Autor(es): Raffaela Flores Serdotte
Orientador: Roberto Radunz
Quantidade de visulizações: 29

Reescravização e tráfico de pessoas livre no sul do Brasil: o caso de Marcelina
A escravidão ocorreu no Brasil desde o século XVI até o ano da sua abolição em 1888. Em meados do século XIX começava-se um movimento antiescravista pela América que visava o fim da escravidão. O atual Uruguai, antes A Republica Oriental do Uruguai, faz sua fronteira norte com o estado do Rio Grande do Sul no Brasil.
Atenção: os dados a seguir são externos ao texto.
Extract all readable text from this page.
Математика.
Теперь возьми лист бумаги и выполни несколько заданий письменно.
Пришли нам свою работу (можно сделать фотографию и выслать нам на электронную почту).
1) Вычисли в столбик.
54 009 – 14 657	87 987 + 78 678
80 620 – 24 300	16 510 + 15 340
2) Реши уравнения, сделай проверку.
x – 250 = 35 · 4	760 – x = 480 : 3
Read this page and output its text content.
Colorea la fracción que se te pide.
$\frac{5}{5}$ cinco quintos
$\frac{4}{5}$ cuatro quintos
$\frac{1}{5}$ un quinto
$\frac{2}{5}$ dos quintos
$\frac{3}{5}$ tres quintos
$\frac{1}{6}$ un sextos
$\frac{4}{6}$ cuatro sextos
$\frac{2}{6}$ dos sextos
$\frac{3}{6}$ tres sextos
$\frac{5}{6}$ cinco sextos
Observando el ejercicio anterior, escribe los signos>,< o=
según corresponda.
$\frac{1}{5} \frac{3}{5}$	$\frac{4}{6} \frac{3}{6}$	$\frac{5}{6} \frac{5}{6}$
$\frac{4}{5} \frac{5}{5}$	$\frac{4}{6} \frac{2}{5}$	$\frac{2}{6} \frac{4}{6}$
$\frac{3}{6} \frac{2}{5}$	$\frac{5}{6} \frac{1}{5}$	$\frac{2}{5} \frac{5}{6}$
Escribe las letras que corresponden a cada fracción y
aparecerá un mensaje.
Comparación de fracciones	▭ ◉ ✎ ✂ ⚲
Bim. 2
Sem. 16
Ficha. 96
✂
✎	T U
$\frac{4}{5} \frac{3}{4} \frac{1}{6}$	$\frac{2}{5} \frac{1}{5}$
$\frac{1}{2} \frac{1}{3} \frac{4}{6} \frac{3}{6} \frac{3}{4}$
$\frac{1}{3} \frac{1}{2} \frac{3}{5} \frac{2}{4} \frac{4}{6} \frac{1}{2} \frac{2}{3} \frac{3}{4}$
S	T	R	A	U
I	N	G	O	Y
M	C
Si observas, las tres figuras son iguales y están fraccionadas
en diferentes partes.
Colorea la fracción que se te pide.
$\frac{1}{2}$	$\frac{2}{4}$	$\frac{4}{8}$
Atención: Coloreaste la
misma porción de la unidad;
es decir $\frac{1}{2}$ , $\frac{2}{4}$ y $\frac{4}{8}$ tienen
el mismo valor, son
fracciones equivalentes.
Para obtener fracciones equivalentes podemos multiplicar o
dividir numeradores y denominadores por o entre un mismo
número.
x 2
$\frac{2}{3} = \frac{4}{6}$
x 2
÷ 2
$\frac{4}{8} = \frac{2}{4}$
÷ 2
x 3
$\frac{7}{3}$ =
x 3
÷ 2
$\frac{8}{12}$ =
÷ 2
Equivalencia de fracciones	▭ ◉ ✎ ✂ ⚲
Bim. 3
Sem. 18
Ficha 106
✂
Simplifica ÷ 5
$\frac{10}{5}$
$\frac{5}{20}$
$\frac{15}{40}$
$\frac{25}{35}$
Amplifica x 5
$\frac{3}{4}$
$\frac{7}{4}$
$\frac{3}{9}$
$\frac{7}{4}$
A partir de 1831 no Brasil vigora a lei que decreta que “Todos os escravos, que entrarem no territorio ou portos do Brazil, vindos de fóra, ficam livres”. Neste trabalho serão tratados de alguns casos de processos crimes envolvendo reescravização e tráfico ilegal de escravos na fronteira. Trabalhou-se principalmente na transcrição de um processo crime envolvendo a parda Marcelina que se encontrava liberta sob condição e fora matriculada ilegalmente como escrava. Marcelina apelava para um pedido de depósito à casa de outro senhor alegando sofrer maus tratos de sua senhora. Também o caso da menina Rita, raptada aos dez anos no Uruguai e vendida no Brasil por Domingas Garcelina. Domingas, que fora inocentada após o julgamento alegando desconhecimento sobre a abolição da escravidão no território vizinho. E o caso de Martiniana, nascida no Uruguai, morava em Jaguarão, RS, quando fora sequestrada e escravizada. Martiniana teve sua liberdade devolvida devido à intervenção do governo Uruguaio no caso de seu desaparecimento. Todos os casos ocorreram durante as últimas décadas da escravidão no estado do Rio Grande do Sul no Brasil.